Mr Moir said David Jones' ''village-style'' store in Melbourne's Malvern - which is one-third the size of a normal David Jones store - was a model that Woolworths would roll out further.
''I think we see three obvious [sites] within the next couple of years,'' he said. ''I believe we can get to double digits in time - but it's going to take time.
''What we will not do as a business is make bad real estate decisions. So you need to make sure you have got the right demographic and the right position within that demographic.''
Mr Moir left for Woolworths' Cape Town headquarters early Friday morning after coolly lobbing a $4 a share bid for David Jones. He said investors in South Africa had realised it was a full price, but was justified given the need to gain full control of the retailer and David Jones' property assets.
''[Woolworths shareholders] are getting to understand there is an element of a premium for control but also an element of premium given there is over $600 million worth of property in there.''
Unlike rival Myer, David Jones owns its properties encompassing four buildings across its flagship stores in Sydney and Melbourne.
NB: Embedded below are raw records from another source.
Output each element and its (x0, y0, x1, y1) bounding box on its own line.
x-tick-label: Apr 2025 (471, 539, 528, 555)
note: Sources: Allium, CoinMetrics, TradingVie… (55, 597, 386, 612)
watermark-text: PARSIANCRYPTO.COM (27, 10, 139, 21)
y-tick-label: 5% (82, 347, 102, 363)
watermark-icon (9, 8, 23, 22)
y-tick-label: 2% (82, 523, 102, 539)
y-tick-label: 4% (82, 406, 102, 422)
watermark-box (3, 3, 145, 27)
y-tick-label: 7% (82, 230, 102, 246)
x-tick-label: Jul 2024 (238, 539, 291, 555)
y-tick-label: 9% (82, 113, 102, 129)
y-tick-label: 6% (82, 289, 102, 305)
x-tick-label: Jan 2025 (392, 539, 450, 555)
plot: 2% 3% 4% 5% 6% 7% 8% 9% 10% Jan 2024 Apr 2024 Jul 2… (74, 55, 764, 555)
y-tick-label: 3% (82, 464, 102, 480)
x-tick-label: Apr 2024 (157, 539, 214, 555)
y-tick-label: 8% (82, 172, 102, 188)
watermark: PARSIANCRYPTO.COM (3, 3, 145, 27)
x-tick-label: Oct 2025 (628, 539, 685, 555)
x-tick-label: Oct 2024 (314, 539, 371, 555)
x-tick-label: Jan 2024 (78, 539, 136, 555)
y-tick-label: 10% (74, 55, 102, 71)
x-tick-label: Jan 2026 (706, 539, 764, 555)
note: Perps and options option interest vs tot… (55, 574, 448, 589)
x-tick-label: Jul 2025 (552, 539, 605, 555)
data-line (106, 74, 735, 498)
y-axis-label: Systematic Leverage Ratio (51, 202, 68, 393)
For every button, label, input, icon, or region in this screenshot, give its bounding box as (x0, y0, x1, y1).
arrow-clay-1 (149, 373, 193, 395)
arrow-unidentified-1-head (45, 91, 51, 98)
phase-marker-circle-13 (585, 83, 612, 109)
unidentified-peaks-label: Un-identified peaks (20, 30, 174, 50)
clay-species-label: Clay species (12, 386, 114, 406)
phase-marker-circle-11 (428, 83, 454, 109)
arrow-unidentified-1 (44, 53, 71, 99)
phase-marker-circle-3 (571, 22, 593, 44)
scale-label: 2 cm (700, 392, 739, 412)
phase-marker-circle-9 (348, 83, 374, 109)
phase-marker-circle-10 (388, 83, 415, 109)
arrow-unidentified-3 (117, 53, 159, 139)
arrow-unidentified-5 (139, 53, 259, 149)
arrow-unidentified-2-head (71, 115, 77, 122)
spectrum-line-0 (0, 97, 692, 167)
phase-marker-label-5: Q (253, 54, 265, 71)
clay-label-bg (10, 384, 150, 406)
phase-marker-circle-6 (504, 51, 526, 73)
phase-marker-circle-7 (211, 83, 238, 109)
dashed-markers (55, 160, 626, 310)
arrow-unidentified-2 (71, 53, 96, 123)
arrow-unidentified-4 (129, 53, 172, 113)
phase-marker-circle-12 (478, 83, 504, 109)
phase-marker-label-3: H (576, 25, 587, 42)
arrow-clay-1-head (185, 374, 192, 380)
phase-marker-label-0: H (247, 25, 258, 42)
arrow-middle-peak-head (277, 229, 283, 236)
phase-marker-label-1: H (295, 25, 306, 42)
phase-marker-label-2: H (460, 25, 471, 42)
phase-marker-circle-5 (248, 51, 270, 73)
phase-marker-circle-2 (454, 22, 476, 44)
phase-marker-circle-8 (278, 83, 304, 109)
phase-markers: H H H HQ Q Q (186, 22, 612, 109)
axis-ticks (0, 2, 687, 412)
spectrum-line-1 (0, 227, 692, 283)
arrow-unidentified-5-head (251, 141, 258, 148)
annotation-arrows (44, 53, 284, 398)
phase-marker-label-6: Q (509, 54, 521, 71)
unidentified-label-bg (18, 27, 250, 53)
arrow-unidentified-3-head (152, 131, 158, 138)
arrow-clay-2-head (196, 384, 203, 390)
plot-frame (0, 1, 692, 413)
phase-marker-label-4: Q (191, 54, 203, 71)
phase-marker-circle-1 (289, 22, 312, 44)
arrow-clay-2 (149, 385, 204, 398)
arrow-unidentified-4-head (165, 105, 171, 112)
The David Jones property portfolio was valued at $600 million two years ago with many experts believing the price would have appreciated significantly since then.
The valuation does not include so-called ''air rights'' in both cities, allowing development up to 20 floors high on the Sydney store.
Mr Moir said key institutional shareholders in Woolworths including the Public Investment Corporation, which manages the country's state-pension funds and owns 18 per cent of the company, were supportive of the bid, which will be the biggest in Woolworths' corporate history.
''Obviously investors are very keen to talk to us and I've had conversations with our biggest ones and so far so good.''
Woolworths, which has a market capitalisation of $5.6 billion and annual revenues of $3.6 billion, will need to trigger a capital raising to help fund its purchase of David Jones, and a circular to its investors is expected to be issued by May.
Daniel Isaacs, an equity analyst at South Africa's 36ONE Asset Management, said he was confident the as-yet unpriced share issue would be supported by investors.
''You've got a project in front of you that doesn't really allow for much slack,'' Mr Isaacs said.
''On the other side of the scale, taking on this project you have excellent management, and they have proved themselves previously in Australia with Country Road. A big concern in South Africa is that companies have moved previously into Australia without much success.'' Among the companies that have tried to expand into Australia are Pick n Pay.